Design and engineering teams felt this friction daily. Small changes required outsized effort, and even simple updates risked visual or behavioral inconsistencies across products. What started as flexibility became a source of drag.
The need for a shared foundation became clear: not to slow teams down, but to help them move faster with confidence.
When the Old System Started Showing Its Limits
The existing approach wasn’t broken, but it wasn’t built for scale.

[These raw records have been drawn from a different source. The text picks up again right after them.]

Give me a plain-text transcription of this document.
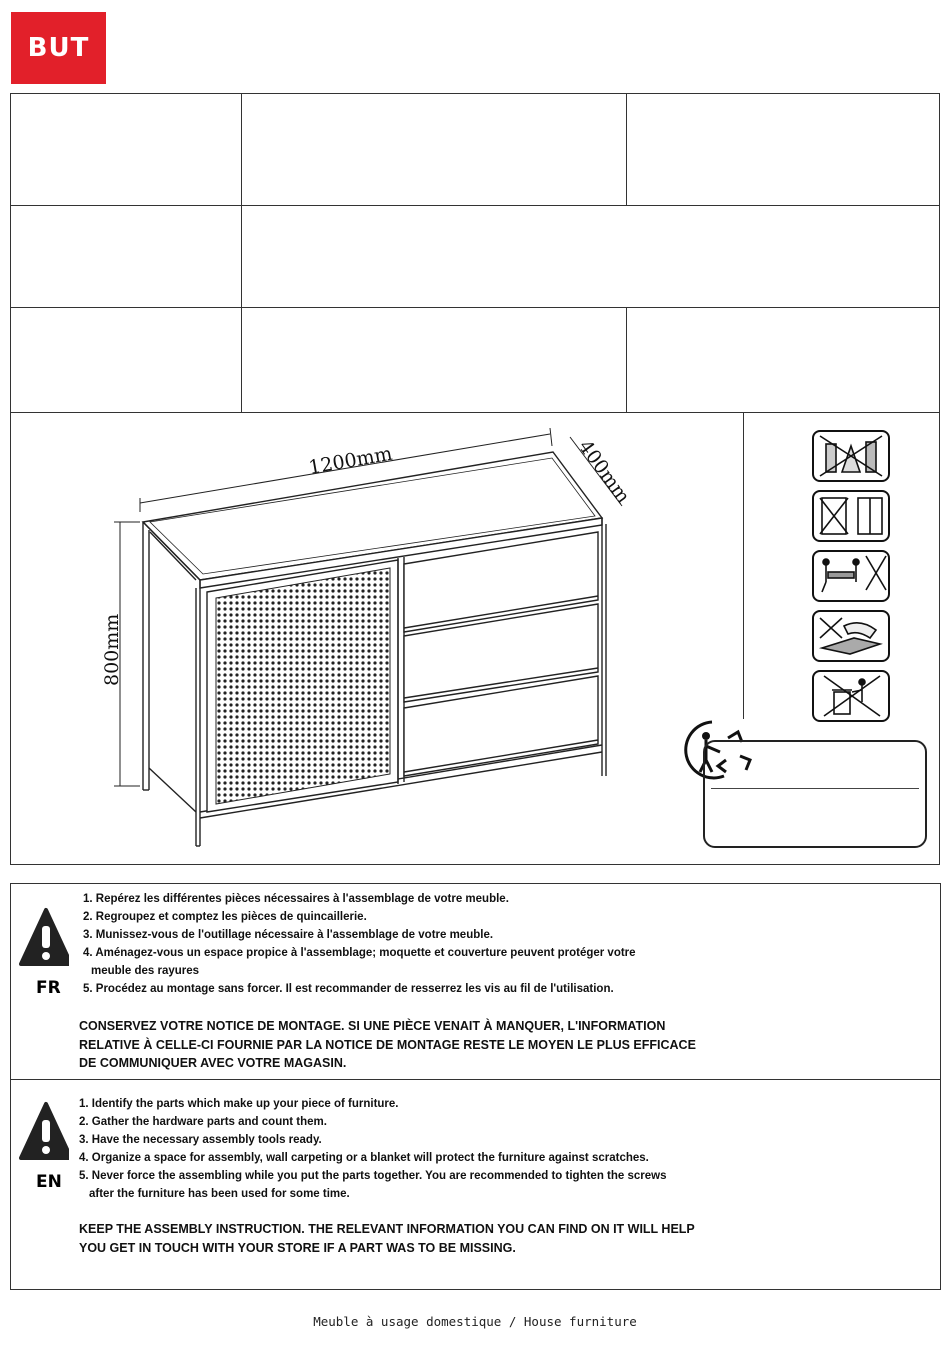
BUT
1200mm	400mm
800mm
FR
1. Repérez les différentes pièces nécessaires à l'assemblage de votre meuble.
2. Regroupez et comptez les pièces de quincaillerie.
3. Munissez-vous de l'outillage nécessaire à l'assemblage de votre meuble.
4. Aménagez-vous un espace propice à l'assemblage; moquette et couverture peuvent protéger votre
meuble des rayures
5. Procédez au montage sans forcer. Il est recommander de resserrez les vis au fil de l'utilisation.
CONSERVEZ VOTRE NOTICE DE MONTAGE. SI UNE PIÈCE VENAIT À MANQUER, L'INFORMATION
RELATIVE À CELLE-CI FOURNIE PAR LA NOTICE DE MONTAGE RESTE LE MOYEN LE PLUS EFFICACE
DE COMMUNIQUER AVEC VOTRE MAGASIN.
EN
1. Identify the parts which make up your piece of furniture.
2. Gather the hardware parts and count them.
3. Have the necessary assembly tools ready.
4. Organize a space for assembly, wall carpeting or a blanket will protect the furniture against scratches.
5. Never force the assembling while you put the parts together. You are recommended to tighten the screws
after the furniture has been used for some time.
KEEP THE ASSEMBLY INSTRUCTION. THE RELEVANT INFORMATION YOU CAN FIND ON IT WILL HELP
YOU GET IN TOUCH WITH YOUR STORE IF A PART WAS TO BE MISSING.
Meuble à usage domestique / House furniture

Components existed in multiple variations without clear ownership
Visual inconsistencies increased as new features shipped
Engineers often rebuilt UI patterns rather than reuse existing ones
Designers spent time maintaining alignment instead of solving new problems
As the number of teams and products increased, these issues compounded. Without a system, speed and quality were constantly in tension.
What We optimized For
The goal wasn’t to create a perfect design system upfront. It was to build something practical that teams could actually use.
Rather than aiming for exhaustive coverage, we focused on creating a flexible foundation that could grow over time.
Key priorities
Consistency: Shared patterns that reduced fragmentation across products
Efficiency: Faster design and development through reuse
Clarity: Clear guidance around when and how components should be used
Scalability: A system that could support new teams, products, and use cases
This approach allowed us to make progress without blocking teams or over-engineering the solution.
As Drift expanded across the organization, these outcomes reflect improvements in speed, consistency, and collaboration.
Framing the system work in terms of speed, consistency, and long-term cost.
Guidelines focused on intent and usage, not just listing what exists.
My Role in Shaping the System
I led the design system effort from early framing through execution and adoption.
This included auditing existing UI patterns, defining foundational components, and working closely with engineering partners to ensure designs translated cleanly into code. I also partnered with product teams to understand their needs and identify where the system could provide immediate value.
Beyond building components, I focused on establishing a shared understanding of our goals and alignment, documenting decisions, clarifying usage, and helping teams adopt the system without disrupting active work.
Reflections & Impact
Drift changed how teams approached building products. Instead of repeatedly solving the same UI problems, teams shared a foundation that supported consistent, high quality work at scale.
The biggest impact wasn’t just efficiency; it was confidence. Teams could ship faster, knowing the system would support them as products and requirements evolved.
The Important Matters
A type system designed for clarity and reuse across multiple products.
A simple articulation of what Drift needed to support as it scaled.
A color foundation built for consistency, accessibility, and growth.
A standardized hierarchy to remove ambiguity and enforce consistency.